In turn, the cumulative hazard function determines the survival function:

\[  S(t;\bZ _ i) = \exp (-\Lambda (t;\bZ _ i))  \]

If some of the responses are left-, right-, or interval-censored, the log likelihood can be written as

\begin{eqnarray*}  \mr{log(L)} & =&  \sum \log \left[ f(L_ i;\bZ _ i) \right] + \sum \log \left[ S(L_ i;\bZ _ i) \right] \\ & +&  \sum \log \left[ 1 - S(R_ i;\bZ _ i) \right] + \sum \log \left[ S(L_ i;\bZ _ i) - S(R_ i;\bZ _ i) \right] \end{eqnarray*}

where the first sum is the total of the uncensored observations, the second sum is the total of the right-censored observations, the third sum is the total of the left-censored observations, and the last sum is the total of the interval-censored observations.

For the ith subject, the proportional hazards model (Cox, 1972) assumes that

\[  \lambda (t;\bZ _ i) = \lambda _0(t) \exp (\bZ _ i’ \bbeta )  \]

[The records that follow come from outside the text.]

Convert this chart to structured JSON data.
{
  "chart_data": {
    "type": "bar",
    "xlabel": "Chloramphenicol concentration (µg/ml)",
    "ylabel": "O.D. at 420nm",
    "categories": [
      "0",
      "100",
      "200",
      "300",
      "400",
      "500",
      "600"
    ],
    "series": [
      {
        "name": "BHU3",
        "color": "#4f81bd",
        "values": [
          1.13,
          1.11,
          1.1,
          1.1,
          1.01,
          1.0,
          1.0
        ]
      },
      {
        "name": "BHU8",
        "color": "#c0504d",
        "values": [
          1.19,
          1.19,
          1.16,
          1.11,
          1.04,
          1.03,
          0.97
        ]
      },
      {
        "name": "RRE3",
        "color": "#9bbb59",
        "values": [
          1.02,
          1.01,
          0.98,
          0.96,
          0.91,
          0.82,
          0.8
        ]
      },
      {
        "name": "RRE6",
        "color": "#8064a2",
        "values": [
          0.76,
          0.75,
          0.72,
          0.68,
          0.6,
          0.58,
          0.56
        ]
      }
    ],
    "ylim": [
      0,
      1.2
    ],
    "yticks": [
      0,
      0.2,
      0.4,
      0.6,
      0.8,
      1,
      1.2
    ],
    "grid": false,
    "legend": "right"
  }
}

where $\bbeta $ is a p-dimensional vector of coefficients for the covariate vector $\bZ _ i$ and $\lambda _0(t)$ is the baseline hazard function, which is the hazard rate when all the coefficients for the covariates are equal to 0.

Under the proportional hazards model, the cumulative hazard function for the ith subject is

\[  \Lambda (t;\bZ _ i) = \int _0^ t \lambda (u;\bZ _ i) du = \int _0^ t \lambda _0(u) du \exp (\bZ _ i’\bbeta ) = \Lambda _0(t) \exp (\bZ _ i’\bbeta )  \]

The survival function for the ith subject is

\[  S(t;\bZ _ i) = \exp [-\Lambda (t;\bZ _ i)] = S_0(t)^{\exp (\bZ _ i'\bbeta )}  \]

where $S_0(t)$ denotes the baseline survival function and $S_0(t)=\exp [-\Lambda _0(t)]$.

The density function for the subject is obtained by differentiating the survival function:

\[  f(t;\bZ _ i) = -\frac{S(t;\bZ _ i)}{dt} = \lambda (t;\bZ _ i) S(t;\bZ _ i) = \lambda _0(t) \exp (\bZ _ i’\bbeta ) S_0(t)^{\exp (\bZ _ i'\bbeta )}  \]

Given these quantities, the likelihood function under the proportional hazards model can be expressed as

\begin{eqnarray*}  \mr{log(L)} & =&  \sum \log \left[ \lambda _0(L_ i)\exp (\bZ _ i’\bbeta ) S_0(L_ i)^{\exp (\bZ _ i'\bbeta )} \right] + \sum \log \left[ S_0(L_ i)^{\exp (\bZ _ i'\bbeta )} \right] \\ & +&  \sum \log \left[ 1 - S_0(R_ i)^{\exp (\bZ _ i'\bbeta )} \right] + \sum \log \left[ S_0(L_ i)^{\exp (\bZ _ i'\bbeta )} - S_0(R_ i)^{\exp (\bZ _ i'\bbeta )} \right] \end{eqnarray*}

where the first sum is the total of the uncensored observations, the second sum is the total of the right-censored observations, the third sum is the total of the left-censored observations, and the last sum is the total of the interval-censored observations.

This likelihood function is often referred as the full likelihood as compared to the partial likelihood (Cox, 1972) because it involves parameters for the baseline hazard function in addition to the regression coefficients $\bbeta $. The full likelihood is often used for analyzing interval-censored data because constructing a likelihood function that contains only the regression coefficients as conveniently as the Cox partial likelihood does for right-censored data is not straightforward (Finkelstein, 1986).